What are eating disorders? 

Eating disorders are mental disorders that can make people obsess about food and their bodies. People may focus on their body image to the extent that they develop eating or exercising habits that can be fatal. Approximately 20 million women and 10 million men in the United States have an eating disorder or have had one. There are many eating disorders that psychologists and doctors have identified. The symptoms vary between different disorders. These conditions can develop at any age for any gender.

Causes of eating disorders

Researchers and doctors don't know the exact causes of eating disorders. They think these conditions might arise from a combination of social, environmental and biological factors. These might include things like:

  • Genetics
  • Low self-esteem
  • Hormone changes
  • Peer pressure to look thin
  • Childhood trauma or abuse
  • A career that focuses on weight or certain body types

Risk factors for eating disorders

There are many things that contribute to the development of eating disorders. Eating disorders can run in the family. Cultural stress, such as discrimination and media images, can make eating disorders worse. If you tend to be a perfectionist, you're also at a higher risk for having an eating disorder.

Symptoms of eating disorders

Not everyone with an eating disorder show signs of specific disorders. Common eating disorders include the following:

Bulimia nervosa: happens when people follow a cycle of binging and purging. They eat lots of food in an uncontrollable way. Then they purge the food, usually by vomiting, to avoid weight gain.

Rumination disorder: happens when people regurgitate food they already swallowed. They chew it again and swallow or spit it out.

Binge eating disorder: happens when people eat large amounts of food quickly. They often do this in secret. They also don't purge.

People with anorexia nervosa are underweight. They might follow very restricted eating patterns and have poor body image.

Pica: People with this condition crave non-food items like soap or dirt. 

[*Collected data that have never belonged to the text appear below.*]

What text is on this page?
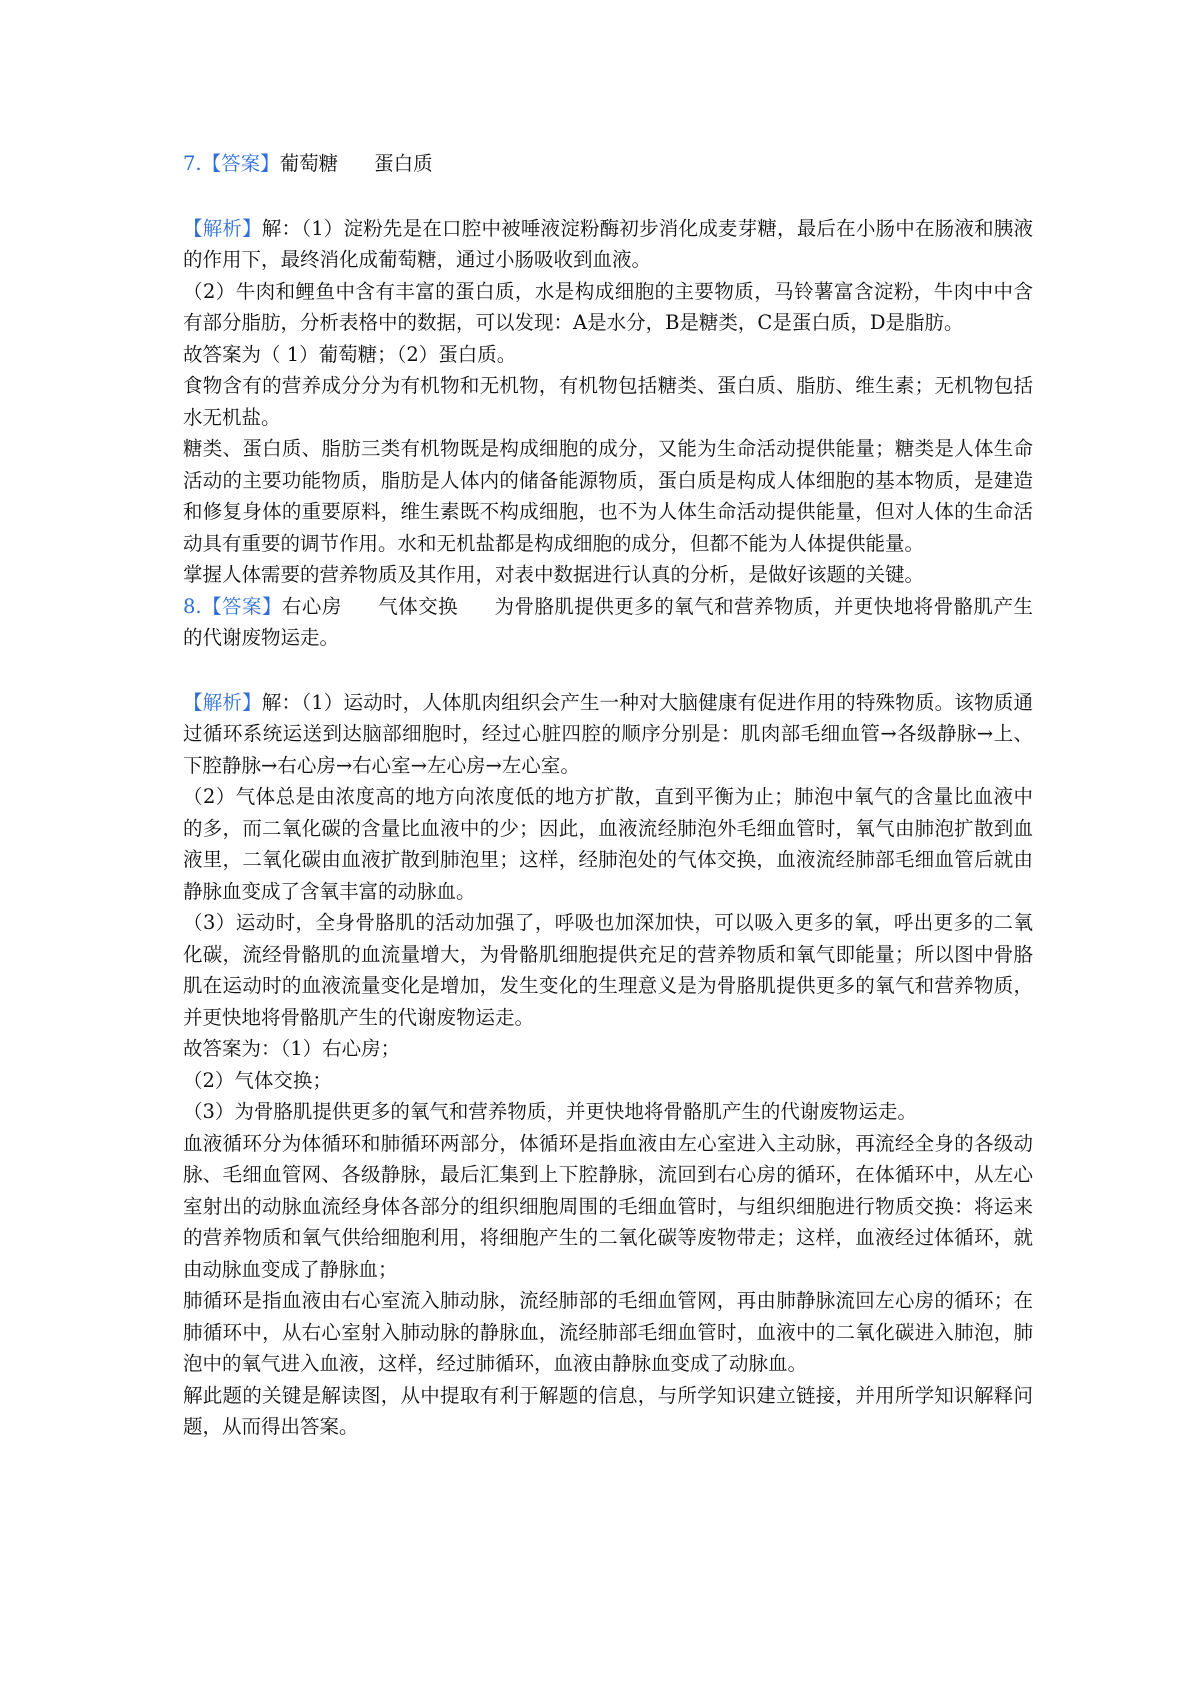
7.【答案】葡萄糖 蛋白质

【解析】解：（1）淀粉先是在口腔中被唾液淀粉酶初步消化成麦芽糖，最后在小肠中在肠液和胰液的作用下，最终消化成葡萄糖，通过小肠吸收到血液。

（2）牛肉和鲤鱼中含有丰富的蛋白质，水是构成细胞的主要物质，马铃薯富含淀粉，牛肉中中含有部分脂肪，分析表格中的数据，可以发现：A是水分，B是糖类，C是蛋白质，D是脂肪。

故答案为（ 1）葡萄糖；（2）蛋白质。

食物含有的营养成分分为有机物和无机物，有机物包括糖类、蛋白质、脂肪、维生素；无机物包括水无机盐。

糖类、蛋白质、脂肪三类有机物既是构成细胞的成分，又能为生命活动提供能量；糖类是人体生命活动的主要功能物质，脂肪是人体内的储备能源物质，蛋白质是构成人体细胞的基本物质，是建造和修复身体的重要原料，维生素既不构成细胞，也不为人体生命活动提供能量，但对人体的生命活动具有重要的调节作用。水和无机盐都是构成细胞的成分，但都不能为人体提供能量。

掌握人体需要的营养物质及其作用，对表中数据进行认真的分析，是做好该题的关键。

8.【答案】右心房 气体交换 为骨胳肌提供更多的氧气和营养物质，并更快地将骨骼肌产生的代谢废物运走。

【解析】解：（1）运动时，人体肌肉组织会产生一种对大脑健康有促进作用的特殊物质。该物质通过循环系统运送到达脑部细胞时，经过心脏四腔的顺序分别是：肌肉部毛细血管→各级静脉→上、下腔静脉→右心房→右心室→左心房→左心室。

（2）气体总是由浓度高的地方向浓度低的地方扩散，直到平衡为止；肺泡中氧气的含量比血液中的多，而二氧化碳的含量比血液中的少；因此，血液流经肺泡外毛细血管时，氧气由肺泡扩散到血液里，二氧化碳由血液扩散到肺泡里；这样，经肺泡处的气体交换，血液流经肺部毛细血管后就由静脉血变成了含氧丰富的动脉血。

（3）运动时，全身骨胳肌的活动加强了，呼吸也加深加快，可以吸入更多的氧，呼出更多的二氧化碳，流经骨骼肌的血流量增大，为骨骼肌细胞提供充足的营养物质和氧气即能量；所以图中骨胳肌在运动时的血液流量变化是增加，发生变化的生理意义是为骨胳肌提供更多的氧气和营养物质，并更快地将骨骼肌产生的代谢废物运走。

故答案为：（1）右心房；

（2）气体交换；

（3）为骨胳肌提供更多的氧气和营养物质，并更快地将骨骼肌产生的代谢废物运走。

血液循环分为体循环和肺循环两部分，体循环是指血液由左心室进入主动脉，再流经全身的各级动脉、毛细血管网、各级静脉，最后汇集到上下腔静脉，流回到右心房的循环，在体循环中，从左心室射出的动脉血流经身体各部分的组织细胞周围的毛细血管时，与组织细胞进行物质交换：将运来的营养物质和氧气供给细胞利用，将细胞产生的二氧化碳等废物带走；这样，血液经过体循环，就由动脉血变成了静脉血；

肺循环是指血液由右心室流入肺动脉，流经肺部的毛细血管网，再由肺静脉流回左心房的循环；在肺循环中，从右心室射入肺动脉的静脉血，流经肺部毛细血管时，血液中的二氧化碳进入肺泡，肺泡中的氧气进入血液，这样，经过肺循环，血液由静脉血变成了动脉血。

解此题的关键是解读图，从中提取有利于解题的信息，与所学知识建立链接，并用所学知识解释问题，从而得出答案。
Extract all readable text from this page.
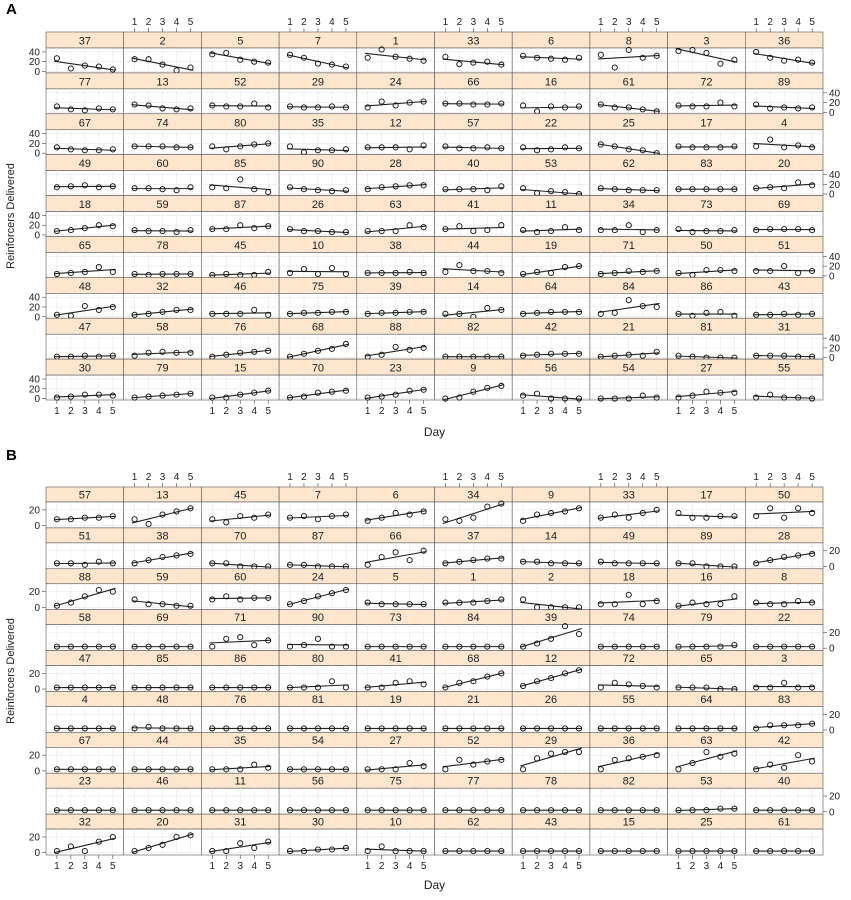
A
37
0
20
40
2
1 2 3 4 5
5	7
1 2 3 4 5
1	33
1 2 3 4 5
6	8
1 2 3 4 5
3	36
1 2 3 4 5
77	13	52	29	24	66	16	61	72	89
0
20
40
67
0
20
40
74	80	35	12	57	22	25	17	4
49	60	85	90	28	40	53	62	83	20
0
20
40
18
0
20
40
59	87	26	63	41	11	34	73	69
65	78	45	10	38	44	19	71	50	51
0
20
40
48
0
20
40
32	46	75	39	14	64	84	86	43
47	58	76	68	88	82	42	21	81	31
0
20
40
30
1 2 3 4 5
0
20
40
79	15
1 2 3 4 5
70	23
1 2 3 4 5
9	56
1 2 3 4 5
54	27
1 2 3 4 5
55
Day
Reinforcers Delivered
B
57
0
20
13
1 2 3 4 5
45	7
1 2 3 4 5
6	34
1 2 3 4 5
9	33
1 2 3 4 5
17	50
1 2 3 4 5
51	38	70	87	66	37	14	49	89	28
0
20
88
0
20
59	60	24	5	1	2	18	16	8
58	69	71	90	73	84	39	74	79	22
0
20
47
0
20
85	86	80	41	68	12	72	65	3
4	48	76	81	19	21	26	55	64	83
0
20
67
0
20
44	35	54	27	52	29	36	63	42
23	46	11	56	75	77	78	82	53	40
0
20
32
1 2 3 4 5
0
20
20	31
1 2 3 4 5
30	10
1 2 3 4 5
62	43
1 2 3 4 5
15	25
1 2 3 4 5
61
Day
Reinforcers Delivered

You don't have to be underweight or overweight to have an eating disorder. Other symptoms include:

  • Avoiding certain foods to the point of malnutrition
  • Poor and often very inaccurate body image
  • Distress when thinking about eating

Diagnosis of eating disorders

People often have shame about their eating disorders. It can take intervention from a loved one before some people are willing to go to a doctor to discuss having an eating disorder. To diagnose an eating disorder, doctors first do a physical exam. This helps them see if you're medically stable. Then they may want you to do psychological tests to see how your mind is working. These help the doctor create a final diagnosis. Diagnosis is the first step of an important process to change behaviors and thought patterns. This can help you move past the disorder and get healthy. An eating disorder may cause death without treatment.

Treatments for eating disorders

You may need intensive therapy with a trained mental health counselor. They can help you learn new ways to think about your disorder. You might also relearn proper eating habits. A dietician can help you with this. You might also work with other therapists, such as yoga or art instructors. Their programs can help you regain control over your relationship with food and your body.

If your eating disorder is severe, you might get inpatient treatment. You'll live in a treatment facility for some time while you learn to improve your eating habits. Doctors can also monitor you to make sure you're getting healthier. 

Doctors can also prescribe medications. These may help change your thoughts around your eating disorder. Common medications include antidepressants, antipsychotics and mood stabilizers.

The first step in treatment of an eating disorder is to become medically and mentally stable. Some people with eating disorders are at risk for suicide. People with these conditions often require intensive treatment. It helps if you have a large support system of friends, family members and professionals to rely on.

Recovery from eating disorders

Recovery from eating disorders takes time, but it's possible. As your body begins to heal, it's important to learn healthy nutritional habits and food choices. You'll also want to create new habits in how you eat. You might need to work with your therapist for a few years. This helps you fully address the underlying and continued mental health issues related to eating disorders.

Relapse is very common. This means the condition may not affect you for a while, but it can come back. Work with your doctor to establish a plan. This can help you prevent a relapse before it happens.